Water the tree twice a week for the first two weeks after planting the freestone peach tree, then once a week for the rest of the growing season unless there has been at least an inch of rain during the week. In the following years, the tree will only need water when the weather is very hot and dry, until the two weeks before harvest. At this time the tree should be watered twice a week until all the peaches picked from the tree. Do not water from October until March.
Apply 12-12-12 fertilizer about a month after planting. After the first year, apply the fertilizer early in the spring before new growth begins. Refer to manufacturer's directions for amount to apply per size and age of the tree.

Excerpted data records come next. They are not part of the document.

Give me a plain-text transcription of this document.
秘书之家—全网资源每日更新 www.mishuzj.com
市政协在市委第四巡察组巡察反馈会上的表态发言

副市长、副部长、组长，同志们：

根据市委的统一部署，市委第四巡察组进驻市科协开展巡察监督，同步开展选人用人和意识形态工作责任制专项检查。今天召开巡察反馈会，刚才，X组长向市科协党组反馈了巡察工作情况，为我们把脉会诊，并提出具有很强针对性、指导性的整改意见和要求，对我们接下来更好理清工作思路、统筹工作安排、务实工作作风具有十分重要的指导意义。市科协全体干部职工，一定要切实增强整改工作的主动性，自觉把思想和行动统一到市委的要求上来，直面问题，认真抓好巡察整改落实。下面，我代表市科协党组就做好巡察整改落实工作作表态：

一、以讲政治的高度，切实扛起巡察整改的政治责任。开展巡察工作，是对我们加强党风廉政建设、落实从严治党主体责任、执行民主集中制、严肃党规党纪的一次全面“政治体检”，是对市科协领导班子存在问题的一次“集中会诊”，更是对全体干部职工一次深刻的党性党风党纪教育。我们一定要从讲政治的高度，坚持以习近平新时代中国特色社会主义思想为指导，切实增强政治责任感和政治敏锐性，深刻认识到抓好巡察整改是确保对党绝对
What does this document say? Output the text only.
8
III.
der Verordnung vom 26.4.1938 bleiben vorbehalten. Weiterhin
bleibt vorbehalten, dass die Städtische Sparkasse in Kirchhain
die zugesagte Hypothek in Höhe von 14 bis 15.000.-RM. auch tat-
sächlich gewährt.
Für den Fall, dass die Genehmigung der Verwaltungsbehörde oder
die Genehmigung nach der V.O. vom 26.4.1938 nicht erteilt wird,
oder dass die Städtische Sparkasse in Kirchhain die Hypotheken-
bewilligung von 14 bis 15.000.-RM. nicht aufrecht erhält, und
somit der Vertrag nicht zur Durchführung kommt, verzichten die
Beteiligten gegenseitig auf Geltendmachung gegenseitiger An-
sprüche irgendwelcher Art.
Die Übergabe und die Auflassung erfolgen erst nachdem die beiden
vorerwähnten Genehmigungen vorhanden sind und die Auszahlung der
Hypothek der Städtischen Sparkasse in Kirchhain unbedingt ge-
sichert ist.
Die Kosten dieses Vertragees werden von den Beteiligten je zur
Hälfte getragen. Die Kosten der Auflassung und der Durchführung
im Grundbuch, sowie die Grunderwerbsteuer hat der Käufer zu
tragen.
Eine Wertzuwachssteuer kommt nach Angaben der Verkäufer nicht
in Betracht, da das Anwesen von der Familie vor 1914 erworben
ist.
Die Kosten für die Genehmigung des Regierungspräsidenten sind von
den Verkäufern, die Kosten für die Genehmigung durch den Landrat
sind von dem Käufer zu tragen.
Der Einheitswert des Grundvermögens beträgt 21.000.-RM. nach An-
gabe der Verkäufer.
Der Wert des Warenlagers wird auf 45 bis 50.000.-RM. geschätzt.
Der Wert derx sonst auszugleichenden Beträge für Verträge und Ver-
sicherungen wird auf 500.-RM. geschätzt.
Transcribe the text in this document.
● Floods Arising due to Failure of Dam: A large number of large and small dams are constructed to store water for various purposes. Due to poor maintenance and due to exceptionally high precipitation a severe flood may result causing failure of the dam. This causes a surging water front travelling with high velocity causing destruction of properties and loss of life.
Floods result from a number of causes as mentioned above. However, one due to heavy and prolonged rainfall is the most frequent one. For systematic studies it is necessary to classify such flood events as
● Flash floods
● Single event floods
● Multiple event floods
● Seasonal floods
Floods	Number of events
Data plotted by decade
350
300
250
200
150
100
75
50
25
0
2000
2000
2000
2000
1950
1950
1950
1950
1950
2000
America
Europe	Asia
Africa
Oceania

Prune the freestone peach tree to an open vase form. An open vase form has 3 or 4 strong side branches with an upward angle instead of a central leader. This allows sun and air circulation into the center of the tree. Dead or damaged branches should be cut off close to the trunk. Cut off any branches that sprout below the graft line or come up from the ground close to the tree.
Spray the tree with a dormant oil spray in late winter before the tree comes out of dormancy or starts new growth. This will kill any bugs or fungus that has been on the tree for the winter and protect the tree and fruit when it starts to grow.
Thin out the fruit to one per every 8 inches. Hand pick or cut the excess fruit when it is about 1 inch in diameter. This will cause the remaining fruit to be larger and the tree will remain healthier without the additional weight.